Ce desordre obligea dame Histoire à se servir d’une personne interposée qui ne fût ny suspecte ny taxée de Flatterie, et choisit pour cet effet certain Courrier inconnu, qui se nomma François, mais il ne se devoit nommer que Parisien, d’autant que ses courses ne s’estendoient point hors des portes de cette ville ; elle instruisit cet homme de toutes les manigances qu’il falloit pratiquer, comme il falloit adoucir et couler les mauvaises nouvelles, exagerer les avantageuses, asseurer les douteuses délicatement, si bien que l’on ne s’en peut dedire sans contradiction, et faire en sorte de se faire bien venir des puissances, agréer du peuple, et n’attirer sur soy la haine ny la malediction de personne ; après ces instructions il prit la place de Gazette, et sceut si bien encherir par dessus son stile, que dès sa première arrivée, qui fut de son logis chez l’imprimeur, on cria Vivat, adieu Gazette et courre le Courrier.

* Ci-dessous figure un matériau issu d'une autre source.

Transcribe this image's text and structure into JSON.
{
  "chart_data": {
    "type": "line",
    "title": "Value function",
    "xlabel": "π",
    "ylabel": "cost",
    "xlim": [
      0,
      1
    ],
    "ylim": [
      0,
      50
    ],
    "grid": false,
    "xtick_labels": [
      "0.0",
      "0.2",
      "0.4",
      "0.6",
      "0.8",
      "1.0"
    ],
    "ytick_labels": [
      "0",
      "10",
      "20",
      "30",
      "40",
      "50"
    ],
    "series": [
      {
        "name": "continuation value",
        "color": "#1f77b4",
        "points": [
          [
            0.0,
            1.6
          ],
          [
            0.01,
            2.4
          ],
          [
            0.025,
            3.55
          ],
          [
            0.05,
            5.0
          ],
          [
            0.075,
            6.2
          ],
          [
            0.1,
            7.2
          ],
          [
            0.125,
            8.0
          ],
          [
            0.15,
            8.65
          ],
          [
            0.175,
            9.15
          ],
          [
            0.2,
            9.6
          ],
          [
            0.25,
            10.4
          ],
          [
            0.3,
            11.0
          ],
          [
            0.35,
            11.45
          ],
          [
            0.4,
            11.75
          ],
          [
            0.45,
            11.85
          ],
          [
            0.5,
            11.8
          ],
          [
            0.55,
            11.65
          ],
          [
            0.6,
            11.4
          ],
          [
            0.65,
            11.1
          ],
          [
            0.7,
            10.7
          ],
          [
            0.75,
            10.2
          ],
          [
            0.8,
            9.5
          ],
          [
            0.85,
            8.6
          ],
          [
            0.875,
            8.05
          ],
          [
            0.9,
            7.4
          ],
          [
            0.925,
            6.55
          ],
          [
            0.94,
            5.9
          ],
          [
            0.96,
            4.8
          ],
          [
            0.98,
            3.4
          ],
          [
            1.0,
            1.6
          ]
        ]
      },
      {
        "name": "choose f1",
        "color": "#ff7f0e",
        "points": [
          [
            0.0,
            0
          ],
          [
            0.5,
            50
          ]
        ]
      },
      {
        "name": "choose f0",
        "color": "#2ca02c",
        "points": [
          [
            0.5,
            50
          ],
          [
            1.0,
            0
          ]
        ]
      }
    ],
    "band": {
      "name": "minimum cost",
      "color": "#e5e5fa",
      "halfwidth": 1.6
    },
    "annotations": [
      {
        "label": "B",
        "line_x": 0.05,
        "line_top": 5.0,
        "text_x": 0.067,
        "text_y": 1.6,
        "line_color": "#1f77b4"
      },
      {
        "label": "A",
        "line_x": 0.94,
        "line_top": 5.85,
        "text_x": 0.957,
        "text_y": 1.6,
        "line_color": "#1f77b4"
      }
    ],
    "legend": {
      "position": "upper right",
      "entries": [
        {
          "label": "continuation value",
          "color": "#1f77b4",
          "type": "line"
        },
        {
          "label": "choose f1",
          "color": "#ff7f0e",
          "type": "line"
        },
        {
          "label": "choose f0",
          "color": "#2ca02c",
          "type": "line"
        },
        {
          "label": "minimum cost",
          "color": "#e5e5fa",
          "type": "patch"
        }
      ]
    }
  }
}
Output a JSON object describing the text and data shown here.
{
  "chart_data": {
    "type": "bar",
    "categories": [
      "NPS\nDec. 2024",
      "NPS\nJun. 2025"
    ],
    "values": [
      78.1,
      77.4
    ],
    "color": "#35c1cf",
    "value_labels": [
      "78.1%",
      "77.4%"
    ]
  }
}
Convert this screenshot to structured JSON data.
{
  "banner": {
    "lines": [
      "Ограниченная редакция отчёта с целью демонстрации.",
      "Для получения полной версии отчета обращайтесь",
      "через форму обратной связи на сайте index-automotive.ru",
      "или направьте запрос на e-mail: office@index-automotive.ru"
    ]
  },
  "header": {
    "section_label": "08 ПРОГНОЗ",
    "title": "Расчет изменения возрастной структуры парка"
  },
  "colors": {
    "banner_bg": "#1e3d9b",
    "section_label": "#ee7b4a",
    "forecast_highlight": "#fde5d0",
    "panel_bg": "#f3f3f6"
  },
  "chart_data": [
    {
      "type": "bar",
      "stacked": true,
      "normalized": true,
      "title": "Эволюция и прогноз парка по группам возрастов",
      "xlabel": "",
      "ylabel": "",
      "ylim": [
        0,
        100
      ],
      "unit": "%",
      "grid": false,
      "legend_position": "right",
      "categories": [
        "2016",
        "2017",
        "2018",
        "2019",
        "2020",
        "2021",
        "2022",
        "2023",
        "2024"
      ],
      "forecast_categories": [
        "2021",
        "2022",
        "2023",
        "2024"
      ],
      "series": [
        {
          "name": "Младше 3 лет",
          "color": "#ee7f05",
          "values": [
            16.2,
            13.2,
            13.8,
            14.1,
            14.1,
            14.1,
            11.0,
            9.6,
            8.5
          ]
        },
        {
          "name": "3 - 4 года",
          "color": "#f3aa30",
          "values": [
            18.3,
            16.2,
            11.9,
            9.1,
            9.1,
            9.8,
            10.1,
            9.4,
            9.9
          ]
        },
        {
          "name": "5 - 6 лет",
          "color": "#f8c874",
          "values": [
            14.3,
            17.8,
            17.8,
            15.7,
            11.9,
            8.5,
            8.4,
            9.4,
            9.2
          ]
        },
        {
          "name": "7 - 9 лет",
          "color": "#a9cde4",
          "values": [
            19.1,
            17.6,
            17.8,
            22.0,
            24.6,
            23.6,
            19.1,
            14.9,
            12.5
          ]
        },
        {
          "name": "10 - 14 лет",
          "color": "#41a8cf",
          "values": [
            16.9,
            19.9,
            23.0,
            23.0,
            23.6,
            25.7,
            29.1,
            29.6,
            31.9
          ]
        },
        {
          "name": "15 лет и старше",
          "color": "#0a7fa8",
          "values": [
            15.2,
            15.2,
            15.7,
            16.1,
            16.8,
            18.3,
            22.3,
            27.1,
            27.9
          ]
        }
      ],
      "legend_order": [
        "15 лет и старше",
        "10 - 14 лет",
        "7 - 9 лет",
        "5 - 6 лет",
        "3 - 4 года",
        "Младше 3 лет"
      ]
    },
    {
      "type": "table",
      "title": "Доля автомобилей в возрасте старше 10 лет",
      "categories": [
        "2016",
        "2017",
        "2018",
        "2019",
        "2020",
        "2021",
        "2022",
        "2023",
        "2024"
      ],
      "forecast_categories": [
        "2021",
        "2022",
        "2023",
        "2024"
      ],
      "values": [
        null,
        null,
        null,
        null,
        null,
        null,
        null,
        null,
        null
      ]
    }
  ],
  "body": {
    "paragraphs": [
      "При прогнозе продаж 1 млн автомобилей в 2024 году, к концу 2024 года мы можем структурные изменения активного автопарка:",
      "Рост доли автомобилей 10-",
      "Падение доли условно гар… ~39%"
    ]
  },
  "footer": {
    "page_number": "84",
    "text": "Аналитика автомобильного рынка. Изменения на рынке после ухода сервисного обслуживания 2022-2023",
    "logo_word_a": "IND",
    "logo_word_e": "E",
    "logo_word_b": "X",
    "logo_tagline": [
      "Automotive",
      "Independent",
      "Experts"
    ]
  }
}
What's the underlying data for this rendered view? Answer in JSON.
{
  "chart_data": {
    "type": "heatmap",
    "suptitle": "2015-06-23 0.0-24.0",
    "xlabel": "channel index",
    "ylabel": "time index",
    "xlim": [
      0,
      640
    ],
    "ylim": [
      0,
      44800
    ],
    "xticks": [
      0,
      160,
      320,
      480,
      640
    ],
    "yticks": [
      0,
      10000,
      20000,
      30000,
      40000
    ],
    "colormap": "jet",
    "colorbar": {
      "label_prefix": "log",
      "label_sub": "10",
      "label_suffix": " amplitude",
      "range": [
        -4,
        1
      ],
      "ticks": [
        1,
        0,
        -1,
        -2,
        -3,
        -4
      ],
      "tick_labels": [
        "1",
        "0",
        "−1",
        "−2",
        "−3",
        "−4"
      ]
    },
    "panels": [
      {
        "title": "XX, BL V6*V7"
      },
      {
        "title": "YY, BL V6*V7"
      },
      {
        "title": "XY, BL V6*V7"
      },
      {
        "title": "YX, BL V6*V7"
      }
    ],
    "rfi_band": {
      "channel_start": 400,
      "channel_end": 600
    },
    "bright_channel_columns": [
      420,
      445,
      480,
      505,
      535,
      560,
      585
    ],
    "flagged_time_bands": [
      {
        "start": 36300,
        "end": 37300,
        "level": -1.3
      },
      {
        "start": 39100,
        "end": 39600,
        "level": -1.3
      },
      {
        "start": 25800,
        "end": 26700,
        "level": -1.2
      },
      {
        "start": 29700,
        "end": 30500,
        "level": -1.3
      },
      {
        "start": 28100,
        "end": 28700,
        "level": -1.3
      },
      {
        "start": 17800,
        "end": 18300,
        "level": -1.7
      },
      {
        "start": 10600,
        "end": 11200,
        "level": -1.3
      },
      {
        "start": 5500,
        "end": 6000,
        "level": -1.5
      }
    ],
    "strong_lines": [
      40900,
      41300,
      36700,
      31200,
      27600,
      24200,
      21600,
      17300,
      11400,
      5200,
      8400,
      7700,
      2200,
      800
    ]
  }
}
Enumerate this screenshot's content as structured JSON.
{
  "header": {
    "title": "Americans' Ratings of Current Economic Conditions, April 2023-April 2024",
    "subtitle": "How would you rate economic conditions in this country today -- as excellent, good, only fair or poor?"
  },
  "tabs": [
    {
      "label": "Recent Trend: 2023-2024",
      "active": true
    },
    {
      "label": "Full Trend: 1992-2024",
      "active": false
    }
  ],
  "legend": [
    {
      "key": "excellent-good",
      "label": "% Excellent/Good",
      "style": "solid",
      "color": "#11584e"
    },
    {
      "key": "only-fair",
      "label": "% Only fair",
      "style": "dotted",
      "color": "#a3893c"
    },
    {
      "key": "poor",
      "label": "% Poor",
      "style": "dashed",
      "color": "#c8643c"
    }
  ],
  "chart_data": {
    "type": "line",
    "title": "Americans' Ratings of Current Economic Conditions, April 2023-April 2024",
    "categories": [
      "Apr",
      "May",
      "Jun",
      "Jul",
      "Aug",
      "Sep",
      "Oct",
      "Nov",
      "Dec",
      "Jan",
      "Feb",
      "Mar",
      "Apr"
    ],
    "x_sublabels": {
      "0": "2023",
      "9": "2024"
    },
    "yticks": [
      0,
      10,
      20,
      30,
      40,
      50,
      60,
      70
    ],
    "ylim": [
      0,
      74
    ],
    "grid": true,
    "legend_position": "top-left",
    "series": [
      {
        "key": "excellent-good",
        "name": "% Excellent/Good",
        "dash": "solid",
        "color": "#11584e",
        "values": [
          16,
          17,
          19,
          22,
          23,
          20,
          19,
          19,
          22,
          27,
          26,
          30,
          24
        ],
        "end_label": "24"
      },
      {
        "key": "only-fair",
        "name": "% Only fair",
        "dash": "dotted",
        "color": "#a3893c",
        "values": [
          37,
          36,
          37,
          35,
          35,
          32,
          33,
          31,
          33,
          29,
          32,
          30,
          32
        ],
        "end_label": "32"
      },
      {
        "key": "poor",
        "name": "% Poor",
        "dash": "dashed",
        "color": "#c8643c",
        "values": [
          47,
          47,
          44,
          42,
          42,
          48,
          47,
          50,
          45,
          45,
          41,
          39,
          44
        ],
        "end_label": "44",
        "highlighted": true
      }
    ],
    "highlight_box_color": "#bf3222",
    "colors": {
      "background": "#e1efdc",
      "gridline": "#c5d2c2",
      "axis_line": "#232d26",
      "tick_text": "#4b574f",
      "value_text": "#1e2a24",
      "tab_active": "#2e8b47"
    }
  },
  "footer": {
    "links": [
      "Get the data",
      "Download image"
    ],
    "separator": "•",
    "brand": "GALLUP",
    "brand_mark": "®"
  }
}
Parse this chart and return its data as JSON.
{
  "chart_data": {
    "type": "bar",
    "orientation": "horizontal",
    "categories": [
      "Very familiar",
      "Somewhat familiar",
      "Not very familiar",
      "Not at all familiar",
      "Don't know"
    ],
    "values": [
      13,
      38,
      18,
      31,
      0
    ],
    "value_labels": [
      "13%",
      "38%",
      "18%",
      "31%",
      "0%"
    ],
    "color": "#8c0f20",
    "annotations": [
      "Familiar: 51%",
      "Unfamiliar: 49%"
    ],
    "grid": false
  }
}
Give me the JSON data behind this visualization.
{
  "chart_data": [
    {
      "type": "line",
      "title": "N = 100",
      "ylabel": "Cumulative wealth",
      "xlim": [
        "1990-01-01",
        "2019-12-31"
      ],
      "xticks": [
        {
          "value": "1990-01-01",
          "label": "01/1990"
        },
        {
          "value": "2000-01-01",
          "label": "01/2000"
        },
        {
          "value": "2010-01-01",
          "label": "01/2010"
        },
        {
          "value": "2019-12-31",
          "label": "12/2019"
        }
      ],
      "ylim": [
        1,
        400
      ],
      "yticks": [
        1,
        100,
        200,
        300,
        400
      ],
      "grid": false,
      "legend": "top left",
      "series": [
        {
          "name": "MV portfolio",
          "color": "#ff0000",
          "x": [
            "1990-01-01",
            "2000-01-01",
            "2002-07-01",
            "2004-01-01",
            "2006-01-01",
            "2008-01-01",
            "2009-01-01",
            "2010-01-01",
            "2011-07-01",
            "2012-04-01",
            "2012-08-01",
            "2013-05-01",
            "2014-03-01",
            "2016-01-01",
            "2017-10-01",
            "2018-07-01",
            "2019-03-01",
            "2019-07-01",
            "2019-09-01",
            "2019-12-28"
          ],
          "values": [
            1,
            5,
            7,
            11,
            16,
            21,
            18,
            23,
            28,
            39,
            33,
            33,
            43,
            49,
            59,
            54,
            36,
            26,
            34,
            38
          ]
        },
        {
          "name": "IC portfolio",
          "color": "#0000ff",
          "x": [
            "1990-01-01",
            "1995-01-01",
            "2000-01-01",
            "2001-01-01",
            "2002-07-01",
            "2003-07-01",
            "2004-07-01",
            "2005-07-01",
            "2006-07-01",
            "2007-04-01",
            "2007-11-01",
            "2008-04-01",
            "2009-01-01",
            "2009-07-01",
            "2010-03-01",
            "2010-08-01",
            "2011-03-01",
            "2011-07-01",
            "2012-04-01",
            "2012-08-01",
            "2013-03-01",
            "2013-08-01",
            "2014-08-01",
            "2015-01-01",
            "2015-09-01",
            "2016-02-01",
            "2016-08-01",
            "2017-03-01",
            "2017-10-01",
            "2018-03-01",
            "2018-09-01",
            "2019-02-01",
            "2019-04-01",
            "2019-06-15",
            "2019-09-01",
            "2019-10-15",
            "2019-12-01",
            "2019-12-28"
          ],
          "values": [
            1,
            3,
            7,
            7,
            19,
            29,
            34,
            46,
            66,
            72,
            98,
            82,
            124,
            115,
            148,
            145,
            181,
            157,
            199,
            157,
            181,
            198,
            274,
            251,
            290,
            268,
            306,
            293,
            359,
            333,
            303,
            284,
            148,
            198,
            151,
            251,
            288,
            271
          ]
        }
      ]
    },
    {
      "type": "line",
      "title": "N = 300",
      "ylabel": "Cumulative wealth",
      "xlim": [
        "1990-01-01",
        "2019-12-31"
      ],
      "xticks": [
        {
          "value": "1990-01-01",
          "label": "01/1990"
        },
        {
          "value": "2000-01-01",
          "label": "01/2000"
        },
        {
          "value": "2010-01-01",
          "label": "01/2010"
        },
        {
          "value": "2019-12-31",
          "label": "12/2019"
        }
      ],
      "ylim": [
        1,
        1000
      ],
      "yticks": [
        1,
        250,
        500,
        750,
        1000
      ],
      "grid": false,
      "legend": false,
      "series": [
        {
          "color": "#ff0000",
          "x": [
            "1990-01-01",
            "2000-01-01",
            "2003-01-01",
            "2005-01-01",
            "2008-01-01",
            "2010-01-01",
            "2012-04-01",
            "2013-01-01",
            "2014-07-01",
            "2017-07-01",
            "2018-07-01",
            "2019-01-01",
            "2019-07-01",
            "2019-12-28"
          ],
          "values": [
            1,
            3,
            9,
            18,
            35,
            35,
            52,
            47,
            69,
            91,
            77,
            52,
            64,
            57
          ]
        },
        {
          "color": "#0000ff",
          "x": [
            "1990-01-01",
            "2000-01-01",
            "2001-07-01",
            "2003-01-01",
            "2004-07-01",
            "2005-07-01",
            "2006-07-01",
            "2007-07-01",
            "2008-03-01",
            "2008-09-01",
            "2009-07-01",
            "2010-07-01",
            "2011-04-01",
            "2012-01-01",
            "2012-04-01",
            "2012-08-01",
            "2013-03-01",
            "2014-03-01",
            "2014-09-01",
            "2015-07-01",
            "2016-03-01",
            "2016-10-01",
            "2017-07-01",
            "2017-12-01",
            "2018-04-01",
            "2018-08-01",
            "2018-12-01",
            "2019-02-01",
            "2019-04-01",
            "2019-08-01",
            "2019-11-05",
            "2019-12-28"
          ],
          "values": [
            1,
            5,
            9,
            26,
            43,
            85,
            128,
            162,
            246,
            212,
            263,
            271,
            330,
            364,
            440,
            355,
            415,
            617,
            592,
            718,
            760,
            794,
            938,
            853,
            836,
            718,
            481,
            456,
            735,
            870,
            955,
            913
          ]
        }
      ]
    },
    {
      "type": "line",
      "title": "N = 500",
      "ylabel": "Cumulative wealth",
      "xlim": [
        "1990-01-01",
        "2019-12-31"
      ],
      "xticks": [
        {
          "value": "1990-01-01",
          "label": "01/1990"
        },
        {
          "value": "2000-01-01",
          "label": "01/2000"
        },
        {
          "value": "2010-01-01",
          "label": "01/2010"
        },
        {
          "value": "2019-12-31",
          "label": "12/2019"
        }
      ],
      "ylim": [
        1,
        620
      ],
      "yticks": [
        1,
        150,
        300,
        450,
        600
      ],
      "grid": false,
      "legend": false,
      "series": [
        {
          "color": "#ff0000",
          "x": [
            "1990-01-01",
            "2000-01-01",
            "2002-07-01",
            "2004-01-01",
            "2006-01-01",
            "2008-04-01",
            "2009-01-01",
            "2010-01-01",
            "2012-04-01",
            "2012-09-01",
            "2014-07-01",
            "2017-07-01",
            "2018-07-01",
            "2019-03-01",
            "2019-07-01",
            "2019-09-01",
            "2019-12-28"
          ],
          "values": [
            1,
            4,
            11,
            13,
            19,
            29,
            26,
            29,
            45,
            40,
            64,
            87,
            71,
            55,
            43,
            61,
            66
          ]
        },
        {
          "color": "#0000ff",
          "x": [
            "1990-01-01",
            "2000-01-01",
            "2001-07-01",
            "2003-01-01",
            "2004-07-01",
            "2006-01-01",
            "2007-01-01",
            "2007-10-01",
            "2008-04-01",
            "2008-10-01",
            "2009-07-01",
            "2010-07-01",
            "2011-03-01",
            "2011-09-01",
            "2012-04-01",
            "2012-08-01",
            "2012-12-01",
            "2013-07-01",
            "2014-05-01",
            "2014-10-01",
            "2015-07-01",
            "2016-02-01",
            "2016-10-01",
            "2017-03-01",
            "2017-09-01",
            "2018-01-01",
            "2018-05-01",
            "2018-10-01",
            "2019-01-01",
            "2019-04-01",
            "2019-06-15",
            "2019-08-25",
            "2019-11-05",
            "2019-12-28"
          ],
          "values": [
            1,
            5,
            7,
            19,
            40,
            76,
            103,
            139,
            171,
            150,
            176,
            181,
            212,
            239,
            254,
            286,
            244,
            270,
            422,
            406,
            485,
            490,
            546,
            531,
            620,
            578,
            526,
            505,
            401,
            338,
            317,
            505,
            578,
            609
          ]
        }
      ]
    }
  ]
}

Je m’imaginois au commencement que c’estoit un piqueur de chevaux qui fût toujours en selle et le foüet à la main, qu’il eust les fesses endurcies comme un postillon, qu’il courût incessamment la poste, la botte tirée jusques au pommeau de la selle, et qui fit des cinquante lieuës par jour sans s’arrester jamais deux heures en une place ; mais la première rencontre que j’en fis chez l’imprimeur me détrompa de cette créance, et me le fit connoistre pour un piqueur d’escabelle qui ne levoit que rarement le cul de dessus, si ce n’est qu’il eust affaire au Palais ou à l’Hostel de ville.

N’estoit-ce pas un homme fort propre à cette profession ? N’estoit-il pas bien nommé Courrier françois ? et donnant dans Paris des nouvelles seulement de Paris, avoit-il pas bonne raison d’adjouster à son titre ces mots, apportant toutes sortes de nouvelles ? puisque celles dont il nous faisoit part estoient le plus souvent si vieilles et rebattuës ; que dis-je les enfans en alloient à la moutarde.